How could so many clever people get it so wrong? The flaws in the euro project are not just clear with hindsight; they were visible at the outset and were widely pointed out. It was never going to be possible to jam widely divergent economies into a single monetary policy. It was plainly reckless to invite Italy and Greece to join the new currency when their government debt was at twice the permitted level of 60 per cent of GDP. Plenty of doubters said so at the time. Yet, in every national parliament, in every central bank, in every university faculty, in every television editorial conference, there was a collective suspension of disbelief.
Twilight of the Eurocrats: Angela's valkyries are riding to their doom (Illustration Michael Daley)
Why? What were they thinking? If you listen carefully to what Euro-integrationists were saying when the single currency was launched, you hear a subtext. It's not so much that they liked the euro, it's that they disliked the people who opposed it. Listen, for example to Charles Kennedy in 2002:
The euro, despite gloomy predictions from anti-Europeans, has proved to be a success. We cannot afford to be isolated from our biggest and closest trading partner any longer.
Or to Ken Clarke:
The reality of the euro has exposed the absurdity of many anti-European scares while increasing the public thirst for information. Public opinion is already changing as people can see the success of the new currency on the mainland.
For such men, the issue was never really economic, or even political, but tribal. Having defined the question, in their own minds, as a Kulturkampf between sensible progressives and ignorant bigots, they became more or less uninterested in the facts.

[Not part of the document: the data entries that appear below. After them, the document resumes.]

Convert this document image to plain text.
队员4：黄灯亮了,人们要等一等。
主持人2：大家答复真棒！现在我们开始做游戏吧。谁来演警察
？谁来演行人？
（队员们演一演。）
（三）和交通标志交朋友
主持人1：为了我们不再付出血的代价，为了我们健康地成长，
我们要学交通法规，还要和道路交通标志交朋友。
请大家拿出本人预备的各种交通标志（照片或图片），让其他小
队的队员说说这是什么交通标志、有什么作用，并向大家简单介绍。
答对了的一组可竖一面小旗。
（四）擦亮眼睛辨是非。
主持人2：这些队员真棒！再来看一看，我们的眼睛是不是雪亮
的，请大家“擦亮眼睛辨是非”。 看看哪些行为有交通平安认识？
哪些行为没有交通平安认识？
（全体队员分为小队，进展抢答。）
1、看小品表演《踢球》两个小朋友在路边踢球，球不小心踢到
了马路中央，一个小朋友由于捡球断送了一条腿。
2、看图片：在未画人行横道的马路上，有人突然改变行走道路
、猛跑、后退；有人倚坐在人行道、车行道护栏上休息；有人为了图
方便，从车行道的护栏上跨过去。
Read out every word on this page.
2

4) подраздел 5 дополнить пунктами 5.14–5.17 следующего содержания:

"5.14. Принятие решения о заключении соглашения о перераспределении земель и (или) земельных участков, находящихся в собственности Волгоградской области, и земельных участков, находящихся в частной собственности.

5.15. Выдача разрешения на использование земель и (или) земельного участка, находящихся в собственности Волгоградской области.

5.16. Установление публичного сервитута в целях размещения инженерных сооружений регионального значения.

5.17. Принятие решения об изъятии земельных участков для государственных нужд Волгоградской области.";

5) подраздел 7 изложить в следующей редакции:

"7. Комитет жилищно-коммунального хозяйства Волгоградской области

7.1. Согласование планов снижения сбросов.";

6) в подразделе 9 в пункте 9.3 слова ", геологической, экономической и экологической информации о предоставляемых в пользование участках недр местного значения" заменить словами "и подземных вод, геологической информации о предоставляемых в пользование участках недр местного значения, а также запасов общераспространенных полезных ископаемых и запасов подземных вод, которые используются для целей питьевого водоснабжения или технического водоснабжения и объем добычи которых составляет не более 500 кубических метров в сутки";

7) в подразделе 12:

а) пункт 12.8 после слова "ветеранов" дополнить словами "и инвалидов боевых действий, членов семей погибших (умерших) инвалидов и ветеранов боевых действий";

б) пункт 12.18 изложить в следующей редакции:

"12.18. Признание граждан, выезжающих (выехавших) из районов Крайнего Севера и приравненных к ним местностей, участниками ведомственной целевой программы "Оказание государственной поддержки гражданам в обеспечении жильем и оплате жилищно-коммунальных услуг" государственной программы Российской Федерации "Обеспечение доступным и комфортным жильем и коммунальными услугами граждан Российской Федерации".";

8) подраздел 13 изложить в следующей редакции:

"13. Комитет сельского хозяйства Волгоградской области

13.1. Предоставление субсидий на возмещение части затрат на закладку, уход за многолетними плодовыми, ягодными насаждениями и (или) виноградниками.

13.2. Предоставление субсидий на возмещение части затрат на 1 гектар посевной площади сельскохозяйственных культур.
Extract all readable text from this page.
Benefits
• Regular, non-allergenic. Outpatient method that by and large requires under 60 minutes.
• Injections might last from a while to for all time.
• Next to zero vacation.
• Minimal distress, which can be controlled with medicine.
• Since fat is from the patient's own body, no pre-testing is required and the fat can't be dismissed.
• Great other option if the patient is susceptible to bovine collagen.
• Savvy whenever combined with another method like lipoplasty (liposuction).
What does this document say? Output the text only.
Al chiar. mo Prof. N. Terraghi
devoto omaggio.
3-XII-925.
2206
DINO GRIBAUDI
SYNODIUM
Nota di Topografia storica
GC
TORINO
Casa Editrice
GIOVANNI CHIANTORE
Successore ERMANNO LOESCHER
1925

The extraordinary thing is that many euro-enthusiasts are still at it, quite unabashed by how things have turned out. Here, for example, is the historian Norman Davies in the Financial Times a couple of weeks ago:
‘How marvellous,' they chortle in the Tory clubs; ‘the busybodies of Brussels are meeting their come-uppance. After all, those ghastly Greeks who cooked the books to enter Euroland in the first place are sure to be cooking them again with an eye to ever larger bail-outs. Greece will push French banks down the chute first; but German banks won't avoid it, and together they'll finish Italy off. With luck, Italy will suck Spain into the abyss; Portugal will follow Spain, and Ireland Portugal. Just think of it! Those Irish traitors from 1922 will get their deserts! Terrific!'
Then continental banks lock their doors and the cash machines dry up. Minestrone kitchens appear on the streets of Rome. Spanish bullrings house the destitute. The bridges of Paris fill with rough sleepers. Weeks and months pass free of money. Europeans relearn the art of barter. When the cash flow stutters back, machines distribute drachmas again, the franc nouvel and the peseta nueva. Yet Britain's latterday Blimps will still not be satisfied. They hanker for the whole hog; before we pull up the drawbridge, they say, the EU itself must vanish.